The training takes 2 to 3 hours on CPUs, and reaches the early stopping at around 18 epochs. We can plot the training and validation accuracy curves:
plt.figure(figsize=(12,8))
plt.plot(history.history['accuracy'])
plt.plot(history.history['val_accuracy'])
plt.title('Model accuracy')
plt.ylabel('Accuracy')
plt.xlabel('Epoch')
plt.legend(['Train', 'Test'], loc='upper left')
plt.show()
We reach a validation accuracy of 89.5% but notice a slight overfitting, although drop out, L2-regularization and reduction of learning rate had been applied.
Making predictions
Let’s make predictions using the trained model now!
We first define new names, and process them:
new_names = ["mael", "jenny", "marc"]
X_pred = prepare_X([rmv_acc(e) for e in new_names])

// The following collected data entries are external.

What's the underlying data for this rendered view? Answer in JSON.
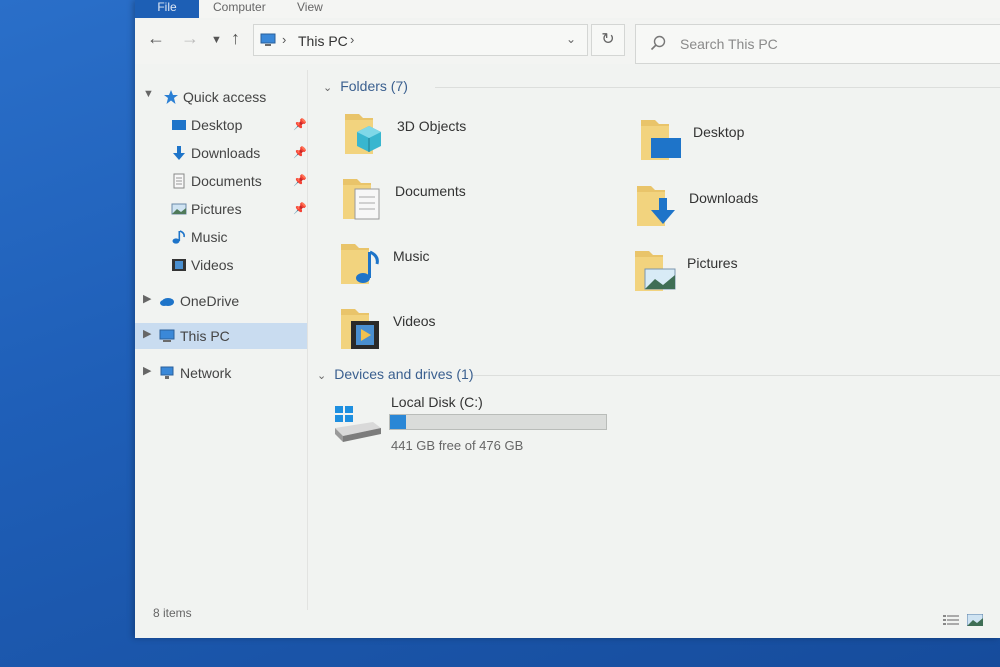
{
  "ribbon": {
    "tabs": [
      "File",
      "Computer",
      "View"
    ]
  },
  "nav": {
    "back_icon": "arrow-left",
    "forward_icon": "arrow-right",
    "up_icon": "arrow-up",
    "address": "This PC",
    "search_placeholder": "Search This PC"
  },
  "sidebar": {
    "quick_access": "Quick access",
    "quick_items": [
      {
        "label": "Desktop"
      },
      {
        "label": "Downloads"
      },
      {
        "label": "Documents"
      },
      {
        "label": "Pictures"
      },
      {
        "label": "Music"
      },
      {
        "label": "Videos"
      }
    ],
    "onedrive": "OneDrive",
    "this_pc": "This PC",
    "network": "Network"
  },
  "content": {
    "folders_header": "Folders (7)",
    "folders": [
      {
        "label": "3D Objects"
      },
      {
        "label": "Desktop"
      },
      {
        "label": "Documents"
      },
      {
        "label": "Downloads"
      },
      {
        "label": "Music"
      },
      {
        "label": "Pictures"
      },
      {
        "label": "Videos"
      }
    ],
    "devices_header": "Devices and drives (1)",
    "drive": {
      "name": "Local Disk (C:)",
      "free_text": "441 GB free of 476 GB",
      "used_fraction": 0.074
    }
  },
  "status": {
    "item_count": "8 items"
  },
  "colors": {
    "accent": "#1d5fb5",
    "folder": "#e9c46a",
    "drive_bar": "#2a87d6",
    "selection": "#c9dcf0"
  }
}
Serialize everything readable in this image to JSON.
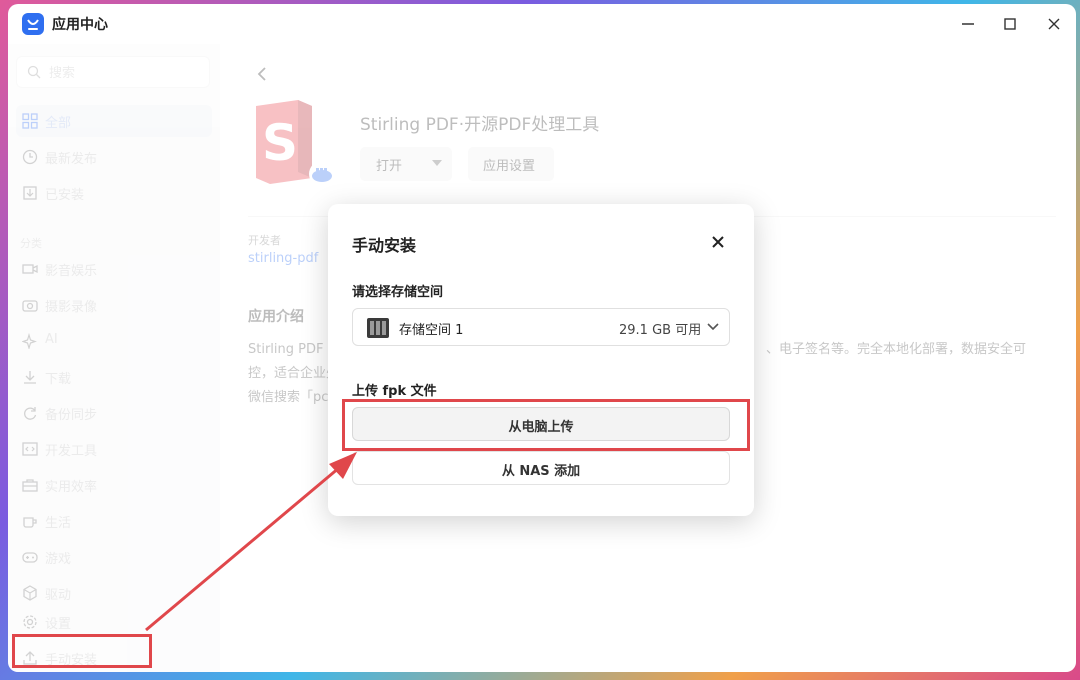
{
  "window": {
    "title": "应用中心",
    "logo_icon": "app-center-bag-icon",
    "controls": [
      "minimize-icon",
      "maximize-icon",
      "close-icon"
    ]
  },
  "sidebar": {
    "search_placeholder": "搜索",
    "items_top": [
      {
        "label": "全部",
        "icon": "grid-icon",
        "active": true
      },
      {
        "label": "最新发布",
        "icon": "clock-icon"
      },
      {
        "label": "已安装",
        "icon": "installed-box-icon"
      }
    ],
    "section_label": "分类",
    "categories": [
      {
        "label": "影音娱乐",
        "icon": "video-icon"
      },
      {
        "label": "摄影录像",
        "icon": "camera-icon"
      },
      {
        "label": "AI",
        "icon": "sparkle-icon"
      },
      {
        "label": "下载",
        "icon": "download-icon"
      },
      {
        "label": "备份同步",
        "icon": "sync-icon"
      },
      {
        "label": "开发工具",
        "icon": "code-icon"
      },
      {
        "label": "实用效率",
        "icon": "toolbox-icon"
      },
      {
        "label": "生活",
        "icon": "cup-icon"
      },
      {
        "label": "游戏",
        "icon": "gamepad-icon"
      },
      {
        "label": "驱动",
        "icon": "driver-icon"
      }
    ],
    "settings_label": "设置",
    "manual_install_label": "手动安装"
  },
  "app_detail": {
    "name": "Stirling PDF·开源PDF处理工具",
    "open_label": "打开",
    "settings_label": "应用设置",
    "developer_label": "开发者",
    "developer_name": "stirling-pdf",
    "intro_title": "应用介绍",
    "intro_lines": [
      "Stirling PDF 提",
      "控，适合企业处",
      "微信搜索「pcy"
    ],
    "intro_right_fragment": "、电子签名等。完全本地化部署，数据安全可"
  },
  "dialog": {
    "title": "手动安装",
    "storage_label": "请选择存储空间",
    "storage_name": "存储空间 1",
    "storage_free": "29.1 GB 可用",
    "upload_label": "上传 fpk 文件",
    "upload_pc_label": "从电脑上传",
    "add_nas_label": "从 NAS 添加"
  },
  "colors": {
    "accent": "#2f6ff0",
    "highlight": "#e0474b"
  }
}
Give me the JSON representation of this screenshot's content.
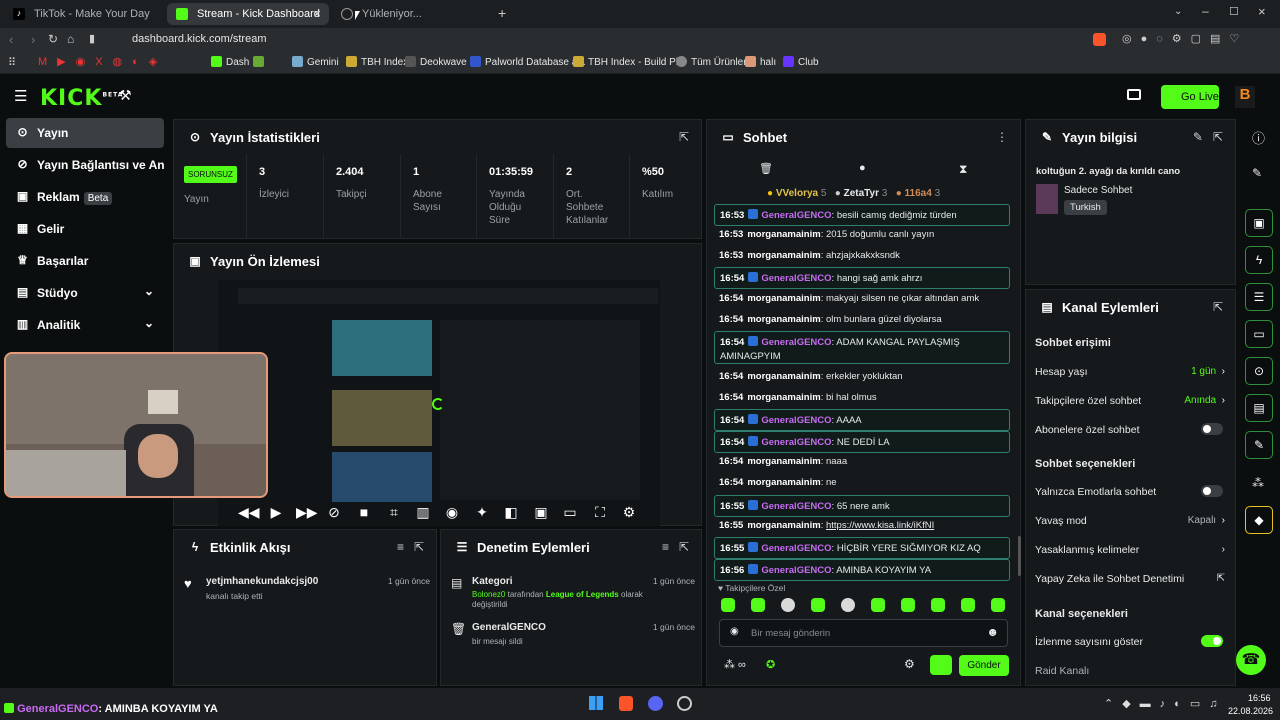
{
  "browser": {
    "tabs": [
      {
        "label": "TikTok - Make Your Day"
      },
      {
        "label": "Stream - Kick Dashboard"
      },
      {
        "label": "Yükleniyor..."
      }
    ],
    "url": "dashboard.kick.com/stream",
    "bookmarks": [
      "Dash",
      "Gemini",
      "TBH Index",
      "Deokwave",
      "Palworld Database a...",
      "TBH Index - Build Pl...",
      "Tüm Ürünler",
      "halı",
      "Club"
    ]
  },
  "header": {
    "logo": "KICK",
    "logo_tag": "BETA",
    "go_live": "Go Live"
  },
  "sidebar": {
    "items": [
      {
        "label": "Yayın",
        "icon": "broadcast-icon"
      },
      {
        "label": "Yayın Bağlantısı ve Anahtar",
        "icon": "link-icon"
      },
      {
        "label": "Reklam",
        "badge": "Beta",
        "icon": "ad-icon"
      },
      {
        "label": "Gelir",
        "icon": "revenue-icon"
      },
      {
        "label": "Başarılar",
        "icon": "trophy-icon"
      },
      {
        "label": "Stüdyo",
        "icon": "studio-icon"
      },
      {
        "label": "Analitik",
        "icon": "analytics-icon"
      }
    ]
  },
  "stats": {
    "title": "Yayın İstatistikleri",
    "items": [
      {
        "value": "SORUNSUZ",
        "label": "Yayın"
      },
      {
        "value": "3",
        "label": "İzleyici"
      },
      {
        "value": "2.404",
        "label": "Takipçi"
      },
      {
        "value": "1",
        "label": "Abone Sayısı"
      },
      {
        "value": "01:35:59",
        "label": "Yayında Olduğu Süre"
      },
      {
        "value": "2",
        "label": "Ort. Sohbete Katılanlar"
      },
      {
        "value": "%50",
        "label": "Katılım"
      }
    ]
  },
  "preview": {
    "title": "Yayın Ön İzlemesi"
  },
  "activity": {
    "title": "Etkinlik Akışı",
    "items": [
      {
        "user": "yetjmhanekundakcjsj00",
        "text": "kanalı takip etti",
        "time": "1 gün önce"
      }
    ]
  },
  "moderation": {
    "title": "Denetim Eylemleri",
    "items": [
      {
        "title": "Kategori",
        "user": "Bolonez0",
        "mid": "tarafından",
        "game": "League of Legends",
        "end": "olarak değiştirildi",
        "time": "1 gün önce"
      },
      {
        "title": "GeneralGENCO",
        "text": "bir mesajı sildi",
        "time": "1 gün önce"
      }
    ]
  },
  "chat": {
    "title": "Sohbet",
    "top_users": [
      {
        "name": "VVelorya",
        "count": "5"
      },
      {
        "name": "ZetaTyr",
        "count": "3"
      },
      {
        "name": "116a4",
        "count": "3"
      }
    ],
    "messages": [
      {
        "time": "16:53",
        "user": "GeneralGENCO",
        "text": "besili camış dediğmiz türden",
        "hl": true
      },
      {
        "time": "16:53",
        "user": "morganamainim",
        "text": "2015 doğumlu canlı yayın",
        "hl": false
      },
      {
        "time": "16:53",
        "user": "morganamainim",
        "text": "ahzjajxkakxksndk",
        "hl": false
      },
      {
        "time": "16:54",
        "user": "GeneralGENCO",
        "text": "hangi sağ amk ahrzı",
        "hl": true
      },
      {
        "time": "16:54",
        "user": "morganamainim",
        "text": "makyajı silsen ne çıkar altından amk",
        "hl": false
      },
      {
        "time": "16:54",
        "user": "morganamainim",
        "text": "olm bunlara güzel diyolarsa",
        "hl": false
      },
      {
        "time": "16:54",
        "user": "GeneralGENCO",
        "text": "ADAM KANGAL PAYLAŞMIŞ AMINAGPYIM",
        "hl": true
      },
      {
        "time": "16:54",
        "user": "morganamainim",
        "text": "erkekler yokluktan",
        "hl": false
      },
      {
        "time": "16:54",
        "user": "morganamainim",
        "text": "bi hal olmus",
        "hl": false
      },
      {
        "time": "16:54",
        "user": "GeneralGENCO",
        "text": "AAAA",
        "hl": true
      },
      {
        "time": "16:54",
        "user": "GeneralGENCO",
        "text": "NE DEDİ LA",
        "hl": true
      },
      {
        "time": "16:54",
        "user": "morganamainim",
        "text": "naaa",
        "hl": false
      },
      {
        "time": "16:54",
        "user": "morganamainim",
        "text": "ne",
        "hl": false
      },
      {
        "time": "16:55",
        "user": "GeneralGENCO",
        "text": "65 nere amk",
        "hl": true
      },
      {
        "time": "16:55",
        "user": "morganamainim",
        "text": "https://www.kisa.link/iKfNI",
        "hl": false
      },
      {
        "time": "16:55",
        "user": "GeneralGENCO",
        "text": "HİÇBİR YERE SIĞMIYOR KIZ AQ",
        "hl": true
      },
      {
        "time": "16:56",
        "user": "GeneralGENCO",
        "text": "AMINBA KOYAYIM YA",
        "hl": true
      }
    ],
    "followers_only": "Takipçilere Özel",
    "placeholder": "Bir mesaj gönderin",
    "send": "Gönder"
  },
  "stream_info": {
    "title": "Yayın bilgisi",
    "stream_title": "koltuğun 2. ayağı da kırıldı cano",
    "category": "Sadece Sohbet",
    "language": "Turkish"
  },
  "channel_actions": {
    "title": "Kanal Eylemleri",
    "chat_access": "Sohbet erişimi",
    "account_age": {
      "label": "Hesap yaşı",
      "value": "1 gün"
    },
    "follower_chat": {
      "label": "Takipçilere özel sohbet",
      "value": "Anında"
    },
    "subscriber_chat": {
      "label": "Abonelere özel sohbet"
    },
    "chat_options": "Sohbet seçenekleri",
    "emote_only": {
      "label": "Yalnızca Emotlarla sohbet"
    },
    "slow_mode": {
      "label": "Yavaş mod",
      "value": "Kapalı"
    },
    "banned_words": {
      "label": "Yasaklanmış kelimeler"
    },
    "ai_mod": {
      "label": "Yapay Zeka ile Sohbet Denetimi"
    },
    "channel_options": "Kanal seçenekleri",
    "view_count": {
      "label": "İzlenme sayısını göster"
    },
    "raid": {
      "label": "Raid Kanalı"
    }
  },
  "overlay": {
    "user": "GeneralGENCO",
    "text": ": AMINBA KOYAYIM YA"
  },
  "taskbar": {
    "time": "16:56",
    "date": "22.08.2026"
  },
  "colors": {
    "accent": "#53fc18",
    "bg": "#0b0e0f",
    "panel": "#15191b"
  }
}
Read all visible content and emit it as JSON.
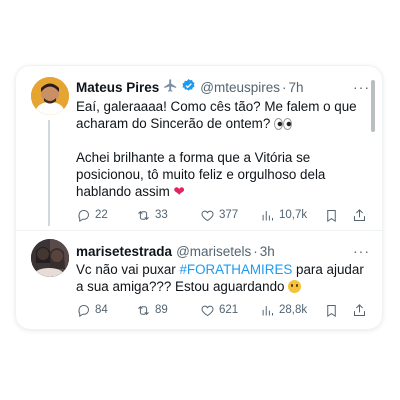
{
  "tweets": [
    {
      "author": "Mateus Pires",
      "badges": [
        "airplane-emoji",
        "verified-badge"
      ],
      "handle": "@mteuspires",
      "time": "7h",
      "paragraphs": [
        "Eaí, galeraaaa! Como cês tão? Me falem o que acharam do Sincerão de ontem?",
        "Achei brilhante a forma que a Vitória se posicionou, tô muito feliz e orgulhoso dela hablando assim"
      ],
      "stats": {
        "replies": "22",
        "retweets": "33",
        "likes": "377",
        "views": "10,7k"
      }
    },
    {
      "author": "marisetestrada",
      "handle": "@marisetels",
      "time": "3h",
      "text_before": "Vc não vai puxar ",
      "hashtag": "#FORATHAMIRES",
      "text_after": " para ajudar a sua amiga??? Estou aguardando",
      "stats": {
        "replies": "84",
        "retweets": "89",
        "likes": "621",
        "views": "28,8k"
      }
    }
  ],
  "ui": {
    "more_label": "···",
    "dot": "·"
  },
  "colors": {
    "link": "#1d9bf0",
    "secondary": "#536471",
    "verified": "#1d9bf0",
    "heart": "#e0245e"
  }
}
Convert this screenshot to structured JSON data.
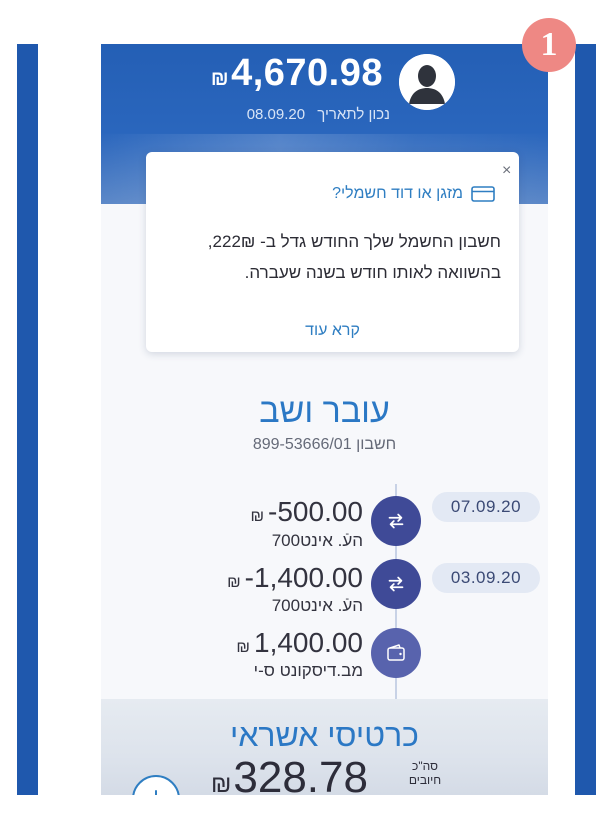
{
  "colors": {
    "side_bar": "#1f58ad",
    "header_blue": "#245fb5",
    "accent_blue": "#2b78c5",
    "tx_icon": "#3f4a97",
    "badge": "#ee8884"
  },
  "step_badge": "1",
  "header": {
    "balance": "4,670.98",
    "currency": "₪",
    "as_of_label": "נכון לתאריך",
    "as_of_date": "08.09.20",
    "avatar_icon": "user-silhouette-icon"
  },
  "tip": {
    "title": "מזגן או דוד חשמלי?",
    "title_icon": "credit-card-icon",
    "body_line1": "חשבון החשמל שלך החודש גדל ב- 222₪,",
    "body_line2": "בהשוואה לאותו חודש בשנה שעברה.",
    "link": "קרא עוד",
    "close": "×"
  },
  "account": {
    "title": "עובר ושב",
    "number_label": "חשבון",
    "number": "899-53666/01"
  },
  "transactions": [
    {
      "amount": "-500.00",
      "currency": "₪",
      "description": "העֿ. אינט700",
      "date": "07.09.20",
      "icon": "transfer-icon"
    },
    {
      "amount": "-1,400.00",
      "currency": "₪",
      "description": "העֿ. אינט700",
      "date": "03.09.20",
      "icon": "transfer-icon"
    },
    {
      "amount": "1,400.00",
      "currency": "₪",
      "description": "מב.דיסקונט ס-י",
      "date": "",
      "icon": "wallet-icon"
    }
  ],
  "credit_cards": {
    "title": "כרטיסי אשראי",
    "total_label_line1": "סה\"כ",
    "total_label_line2": "חיובים",
    "amount": "328.78",
    "currency": "₪",
    "expand_icon": "arrow-down-circle-icon"
  }
}
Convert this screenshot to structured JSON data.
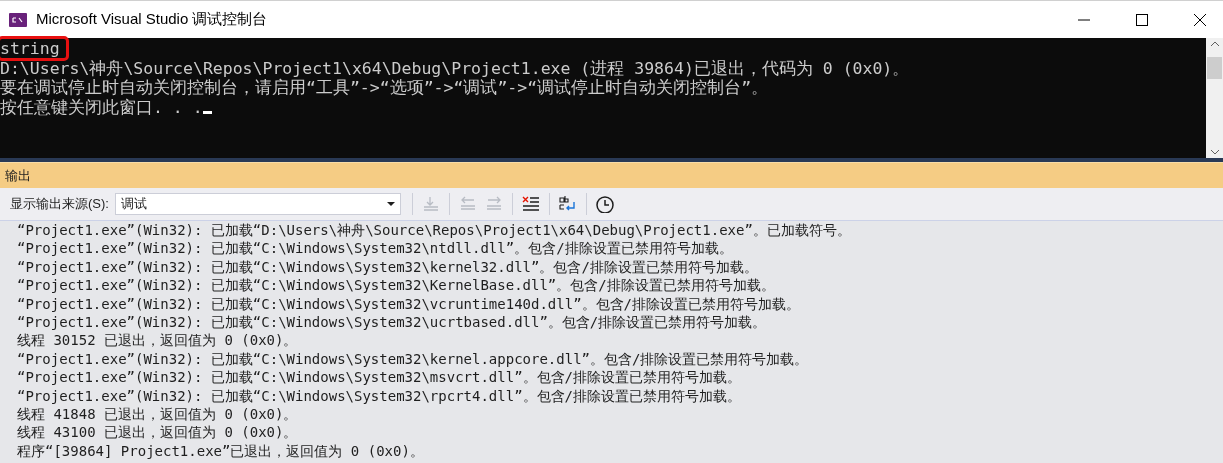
{
  "window": {
    "title": "Microsoft Visual Studio 调试控制台"
  },
  "console": {
    "lines": [
      {
        "text": "string",
        "highlighted": true
      },
      {
        "text": "D:\\Users\\神舟\\Source\\Repos\\Project1\\x64\\Debug\\Project1.exe (进程 39864)已退出，代码为 0 (0x0)。",
        "highlighted": false
      },
      {
        "text": "要在调试停止时自动关闭控制台，请启用“工具”->“选项”->“调试”->“调试停止时自动关闭控制台”。",
        "highlighted": false
      },
      {
        "text": "按任意键关闭此窗口. . .",
        "highlighted": false
      }
    ]
  },
  "output_panel": {
    "title": "输出",
    "source_label": "显示输出来源(S):",
    "source_value": "调试",
    "toolbar": [
      {
        "kind": "goto",
        "disabled": true
      },
      {
        "kind": "prev",
        "disabled": true
      },
      {
        "kind": "next",
        "disabled": true
      },
      {
        "kind": "clear",
        "disabled": false
      },
      {
        "kind": "wrap",
        "disabled": false
      },
      {
        "kind": "clock",
        "disabled": false
      }
    ],
    "lines": [
      "“Project1.exe”(Win32): 已加载“D:\\Users\\神舟\\Source\\Repos\\Project1\\x64\\Debug\\Project1.exe”。已加载符号。",
      "“Project1.exe”(Win32): 已加载“C:\\Windows\\System32\\ntdll.dll”。包含/排除设置已禁用符号加载。",
      "“Project1.exe”(Win32): 已加载“C:\\Windows\\System32\\kernel32.dll”。包含/排除设置已禁用符号加载。",
      "“Project1.exe”(Win32): 已加载“C:\\Windows\\System32\\KernelBase.dll”。包含/排除设置已禁用符号加载。",
      "“Project1.exe”(Win32): 已加载“C:\\Windows\\System32\\vcruntime140d.dll”。包含/排除设置已禁用符号加载。",
      "“Project1.exe”(Win32): 已加载“C:\\Windows\\System32\\ucrtbased.dll”。包含/排除设置已禁用符号加载。",
      "线程 30152 已退出，返回值为 0 (0x0)。",
      "“Project1.exe”(Win32): 已加载“C:\\Windows\\System32\\kernel.appcore.dll”。包含/排除设置已禁用符号加载。",
      "“Project1.exe”(Win32): 已加载“C:\\Windows\\System32\\msvcrt.dll”。包含/排除设置已禁用符号加载。",
      "“Project1.exe”(Win32): 已加载“C:\\Windows\\System32\\rpcrt4.dll”。包含/排除设置已禁用符号加载。",
      "线程 41848 已退出，返回值为 0 (0x0)。",
      "线程 43100 已退出，返回值为 0 (0x0)。",
      "程序“[39864] Project1.exe”已退出，返回值为 0 (0x0)。"
    ]
  }
}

Then, we make the predictions:
prediction = model.predict(X_pred)
prediction
Which returns :
array([[0.3685085 , 0.6314915 ],
[0.14170532, 0.85829467],
[0.8759549 , 0.12404503]], dtype=float32)
To make it more understandable, we create a function which maps this to labels (M or F), or N (for neutral) if the probability is not high enough:
def pred(new_names, prediction, dict_answer):
return_results = []
k = 0
for i in prediction:
if max(i) < 0.65:
return_results.append([new_names[k], "N"])
else:
return_results.append([new_names[k], dict_answer[np.argmax(i)]])
k += 1
return return_results
If we run this on the predictions above:
pred(new_names, prediction, dict_answer)
Which returns:
[['mael', 'N'], ['jenny', 'F'], ['marc', 'M']]
The outcome is good, since Mael in French can be used for both Males and Females, Jenny is a female name and Marc a male name.
Conclusion
In conclusion, we covered in this article a method to apply character-level bi-directional LSTMs for gender classification from first names. We are slightly below the accuracy of the authors of the papers “Predicting the gender of Indonesian names” but we face a large names database of over 120’000 names given in France and in the US.